Les troubles neurologiques, observés chez 40 à 50 % des patients, disparaissent généralement sans séquelles majeures. Le Dr Sesques explique : « Le bénéfice du traitement compense largement ces risques. Bien que nous cherchions à minimiser ces effets, ils restent réversibles. Une consultation longue et approfondie permet d’informer parfaitement les patients. »
Une révolution encore en développement dans la lutte contre le cancer
Les succès obtenus avec les CAR-T cells dans les cancers hématologiques ouvrent la voie à des essais dans d’autres pathologies, dont certains cancers solides (sein, prostate) et des maladies auto-immunes comme la sclérose en plaques ou encore des troubles neurologiques.
Le Dr Pierre Sesques précise : « Nous avons débuté par l’hématologie, secteur où cette thérapie est la plus efficace, mais le champ d’application est immense. Des essais très prometteurs sont en cours. »
Le Pr Emmanuel Bachy, directeur de la recherche CAR-T aux HCL, ajoute : « À moyen terme, nous envisageons des traitements plus précoces, sans attendre plusieurs lignes de soin, avec des CAR-T cells encore plus performantes. Nous espérons aussi raccourcir les processus thérapeutiques tout en limitant les effets indésirables. »

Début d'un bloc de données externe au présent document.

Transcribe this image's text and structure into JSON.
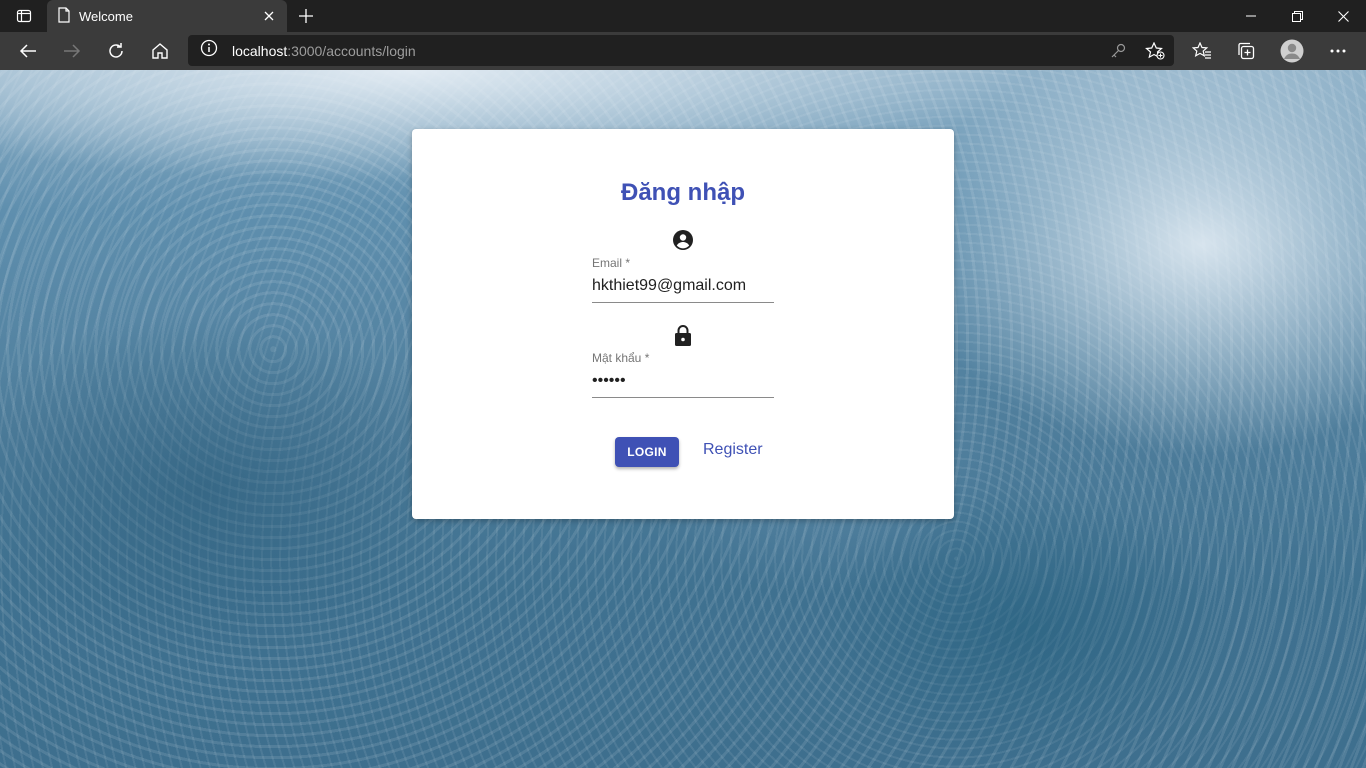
{
  "browser": {
    "tab_title": "Welcome",
    "url_host": "localhost",
    "url_rest": ":3000/accounts/login"
  },
  "login": {
    "heading": "Đăng nhập",
    "email_label": "Email *",
    "email_value": "hkthiet99@gmail.com",
    "password_label": "Mật khẩu *",
    "password_value": "••••••",
    "login_button": "LOGIN",
    "register_link": "Register"
  },
  "colors": {
    "primary": "#3f51b5",
    "browser_dark": "#202020",
    "browser_toolbar": "#3b3b3b"
  },
  "icons": {
    "email_field": "account-circle-icon",
    "password_field": "lock-icon"
  }
}
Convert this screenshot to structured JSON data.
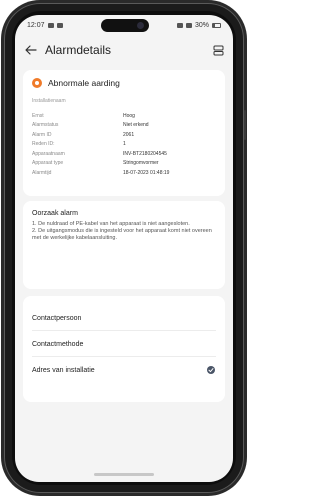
{
  "status": {
    "time": "12:07",
    "battery": "30%"
  },
  "header": {
    "title": "Alarmdetails"
  },
  "alarm": {
    "title": "Abnormale aarding",
    "section_label": "Installatienaam",
    "rows": [
      {
        "key": "Ernst",
        "value": "Hoog"
      },
      {
        "key": "Alarmstatus",
        "value": "Niet erkend"
      },
      {
        "key": "Alarm ID",
        "value": "2061"
      },
      {
        "key": "Reden ID:",
        "value": "1"
      },
      {
        "key": "Apparaatnaam",
        "value": "INV-BT2180204545"
      },
      {
        "key": "Apparaat type",
        "value": "Stringomvormer"
      },
      {
        "key": "Alarmtijd",
        "value": "18-07-2023 01:48:19"
      }
    ]
  },
  "cause": {
    "title": "Oorzaak alarm",
    "lines": [
      "1. De nuldraad of PE-kabel van het apparaat is niet aangesloten.",
      "2. De uitgangsmodus die is ingesteld voor het apparaat komt niet overeen met de werkelijke kabelaansluiting."
    ]
  },
  "nav": {
    "items": [
      {
        "label": "Contactpersoon"
      },
      {
        "label": "Contactmethode"
      },
      {
        "label": "Adres van installatie"
      }
    ]
  },
  "colors": {
    "alarm_accent": "#f07b2a",
    "check_badge": "#4a5567"
  }
}
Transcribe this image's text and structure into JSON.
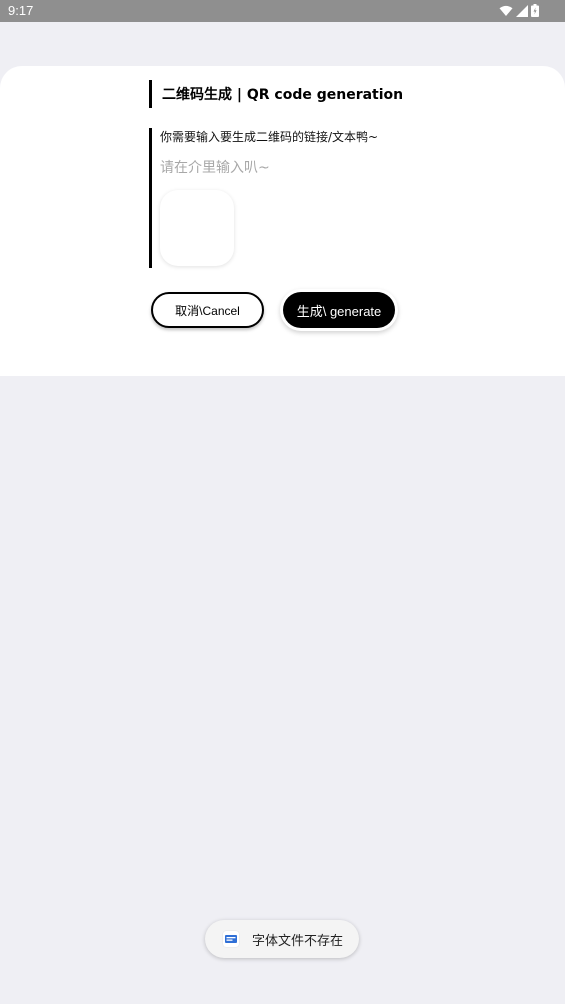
{
  "status_bar": {
    "time": "9:17",
    "icons": [
      "wifi-icon",
      "signal-icon",
      "battery-icon"
    ]
  },
  "dialog": {
    "title": "二维码生成 | QR code generation",
    "prompt": "你需要输入要生成二维码的链接/文本鸭~",
    "input": {
      "value": "",
      "placeholder": "请在介里输入叭~"
    },
    "cancel_label": "取消\\Cancel",
    "generate_label": "生成\\ generate"
  },
  "toast": {
    "icon": "app-icon",
    "message": "字体文件不存在"
  },
  "colors": {
    "background": "#efeff4",
    "status_bar": "#8f8f8f",
    "accent": "#000000",
    "card": "#ffffff"
  }
}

Quant à remplacer la chimiothérapie, le Dr Sesques estime que cela pourrait être possible : « Actuellement, les protocoles concernent les cas les plus graves, mais nous progressons vers des traitements en deuxième, puis en première ligne. Les résultats sont encourageants, notamment chez les enfants atteints de leucémies. »
Le Pr Bachy conclut : « Nous ne faisons que commencer la révolution des CAR-T cells ! »
Comprendre la thérapie CAR-T cells
- Principe : Cette immunothérapie génétique modifie les lymphocytes T du patient afin de les transformer en super-lymphocytes capables de reconnaître et d’éliminer plus efficacement les cellules cancéreuses.
- Processus : Les lymphocytes sont prélevés par leucaphérèse, envoyés en laboratoire (notamment aux Pays-Bas ou aux États-Unis) pour être modifiés, puis réinjectés au patient trois à quatre semaines plus tard.
- Innovation récente : Les équipes des Hospices Civils de Lyon testent également les Allo-CAR-T cells, des lymphocytes T provenant non plus du patient, mais de donneurs sains.